Out of prison, she plunged into the heady world of radical antiwar politics, playing and partying through the wild world of the late sixties in San Francisco.
Until recurring headaches drove her to seek medical help. "Sorry, we can't find any tumors," they said. "However, you are going blind. Oh yes, it's incurable, irreversible, and hereditary." She was twenty-three.
She bore a second child, a son. He would probably go blind, too. That made her mad and changed her life. No, by God, he wouldn't go blind!
This is the true story of Grace Halloran, a survivor, a person who gets things done against all odds. She tells how she, a blind mother, raised her son. She recounts the step-by-step process of intuition and serendipity that led to her developing unorthodox therapies which finally reversed her irreversible disease and reversed it in others, as well! What? The official scientific/medical commuity was incensed. How dare she!
She tells about her growing reputation. She gave classes. People from all over the world came to her, and she went all over the world. Her stories of helping people to see again are poignant. One thing is clear: she loves these people. She cares, and passionately.
But when she founded the Center for Eye Health Education in northern California, that was too much for the scientific/medical community. Who did this woman think she was? Reversing the irreversible! Political pressure led to the cancellation of the $100,000 grant from the State of California. The Center folded. But Grace didn't.
Amazing Grace is the powerful story of one woman's courage and fierce determination to save her son and herself from blindness. Full of fun and gritty reality, it is an inspiring account of what determination in the face of overwhelming odds can do. It is also a story of personal triumph over helter-skelter beginnings, even to the final pages, when Grace discovers what happened to the daughter who was wrested from her and put up for adoption over twenty years before.
About the Author
Grace Halloran is an unstoppable woman!
Her early years, however, hardly foreshadowed what she was later to become. She was a military brat, an angry street-kid; rebellious, unsettled; a high-school dropout. By the time she reached eighteen, she was in Federal prison.

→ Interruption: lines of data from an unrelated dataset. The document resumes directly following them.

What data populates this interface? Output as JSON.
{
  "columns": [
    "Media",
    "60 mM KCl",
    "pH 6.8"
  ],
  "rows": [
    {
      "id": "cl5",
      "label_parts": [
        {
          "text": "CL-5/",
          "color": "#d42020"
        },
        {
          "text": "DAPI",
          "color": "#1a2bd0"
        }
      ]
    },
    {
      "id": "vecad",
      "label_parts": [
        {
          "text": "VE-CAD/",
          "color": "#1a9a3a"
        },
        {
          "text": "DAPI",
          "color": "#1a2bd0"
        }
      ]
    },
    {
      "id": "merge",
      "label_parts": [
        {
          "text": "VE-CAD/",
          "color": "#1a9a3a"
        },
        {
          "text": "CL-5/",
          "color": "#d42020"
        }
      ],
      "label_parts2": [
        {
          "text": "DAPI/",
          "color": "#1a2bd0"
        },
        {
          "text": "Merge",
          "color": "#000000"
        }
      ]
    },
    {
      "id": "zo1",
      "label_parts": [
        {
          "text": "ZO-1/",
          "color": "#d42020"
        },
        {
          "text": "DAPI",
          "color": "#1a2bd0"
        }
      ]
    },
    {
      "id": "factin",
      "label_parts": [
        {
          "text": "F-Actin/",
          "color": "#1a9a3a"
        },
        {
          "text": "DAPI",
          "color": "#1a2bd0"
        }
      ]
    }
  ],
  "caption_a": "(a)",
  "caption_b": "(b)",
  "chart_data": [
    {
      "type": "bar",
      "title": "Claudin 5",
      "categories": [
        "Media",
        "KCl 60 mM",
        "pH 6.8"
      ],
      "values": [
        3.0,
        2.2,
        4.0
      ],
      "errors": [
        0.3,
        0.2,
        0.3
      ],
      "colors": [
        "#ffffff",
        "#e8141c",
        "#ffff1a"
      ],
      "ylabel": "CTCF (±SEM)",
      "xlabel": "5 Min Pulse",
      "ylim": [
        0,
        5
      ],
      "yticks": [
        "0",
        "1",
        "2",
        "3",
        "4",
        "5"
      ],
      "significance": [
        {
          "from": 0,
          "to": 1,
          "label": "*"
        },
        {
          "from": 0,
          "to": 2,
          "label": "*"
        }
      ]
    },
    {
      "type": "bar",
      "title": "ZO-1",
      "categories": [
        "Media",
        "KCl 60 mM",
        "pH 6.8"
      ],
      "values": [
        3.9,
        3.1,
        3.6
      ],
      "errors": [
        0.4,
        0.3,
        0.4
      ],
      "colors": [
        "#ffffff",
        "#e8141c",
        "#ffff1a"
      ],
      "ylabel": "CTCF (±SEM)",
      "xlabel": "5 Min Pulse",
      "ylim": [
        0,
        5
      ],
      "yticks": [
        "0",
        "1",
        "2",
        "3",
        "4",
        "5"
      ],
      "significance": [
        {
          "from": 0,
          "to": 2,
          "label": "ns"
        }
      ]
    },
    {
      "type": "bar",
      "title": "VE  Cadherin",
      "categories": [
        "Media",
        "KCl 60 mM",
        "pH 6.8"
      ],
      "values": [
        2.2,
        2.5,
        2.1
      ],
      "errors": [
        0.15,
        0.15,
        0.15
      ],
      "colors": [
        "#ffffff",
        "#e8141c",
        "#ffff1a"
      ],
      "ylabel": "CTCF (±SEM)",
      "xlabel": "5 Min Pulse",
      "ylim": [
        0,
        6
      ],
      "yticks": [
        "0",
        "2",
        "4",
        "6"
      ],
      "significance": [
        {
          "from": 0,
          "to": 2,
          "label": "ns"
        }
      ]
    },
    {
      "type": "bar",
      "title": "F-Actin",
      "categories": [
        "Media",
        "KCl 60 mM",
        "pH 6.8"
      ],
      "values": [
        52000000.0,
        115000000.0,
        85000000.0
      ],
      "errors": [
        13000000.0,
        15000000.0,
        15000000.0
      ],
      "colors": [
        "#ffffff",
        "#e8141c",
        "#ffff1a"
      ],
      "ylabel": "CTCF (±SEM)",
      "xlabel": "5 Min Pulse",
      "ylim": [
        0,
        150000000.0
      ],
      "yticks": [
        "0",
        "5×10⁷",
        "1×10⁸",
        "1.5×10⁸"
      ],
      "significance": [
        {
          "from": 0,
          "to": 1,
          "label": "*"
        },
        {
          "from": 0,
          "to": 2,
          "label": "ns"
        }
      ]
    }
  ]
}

Today, she has become known internationally through her lecturers and seminars on eye health. Her unorthodox views and methods for improving eyesight have revolutionized the lives of people worldwide who are afflicted with the incurable, degenerative eye disease Retinitis Pigmentosa (RP).
Two major events brought focus to Grace's adult life. One was when her newborn daughter was taken from her and put up for adoption, as a condition of her parole. The other was her being informed, in her early twenties, that she and her young son were going blind from RP. Though she was told nothing could be done--the disease was known to be irreversible--Grace simply didn't believe it.
Determined to do what everyone said was impossible, she undertook a long-range process of informal study and experiment which led to her celebrated program of eye health, improved vision for many to whom the medical community offered no hope, and the founding of her nonprofit Center for Eye Health Education in Northern California. Her inspiring new autobiography, Amazing Grace, has drawn widespread praise, including enthusiastic endorsement from Willie Brown, Speaker of the California Assembly (whom she helped with his career-threatening vision problems).
But in keeping with the flavor of her whole life, none of Grace's accomplishments came easily. (Much of Amazing Grace was written while she sat in front of a computer screen that displayed her words in huge, oversize type she could see with her reduced vision. While she was writing it, she took a fall down some stairs in a Los Angeles apartment and broke her back. And she has recently battled life-threatening health problems, apparently the result of her having been in Sweden lecturing when the Chernobyl nuclear reactor blew up.)
Grace Halloran lives near San Francisco. Her son is married and recently reenlisted in the U.S. Air Force. Her daughter is married and has two children.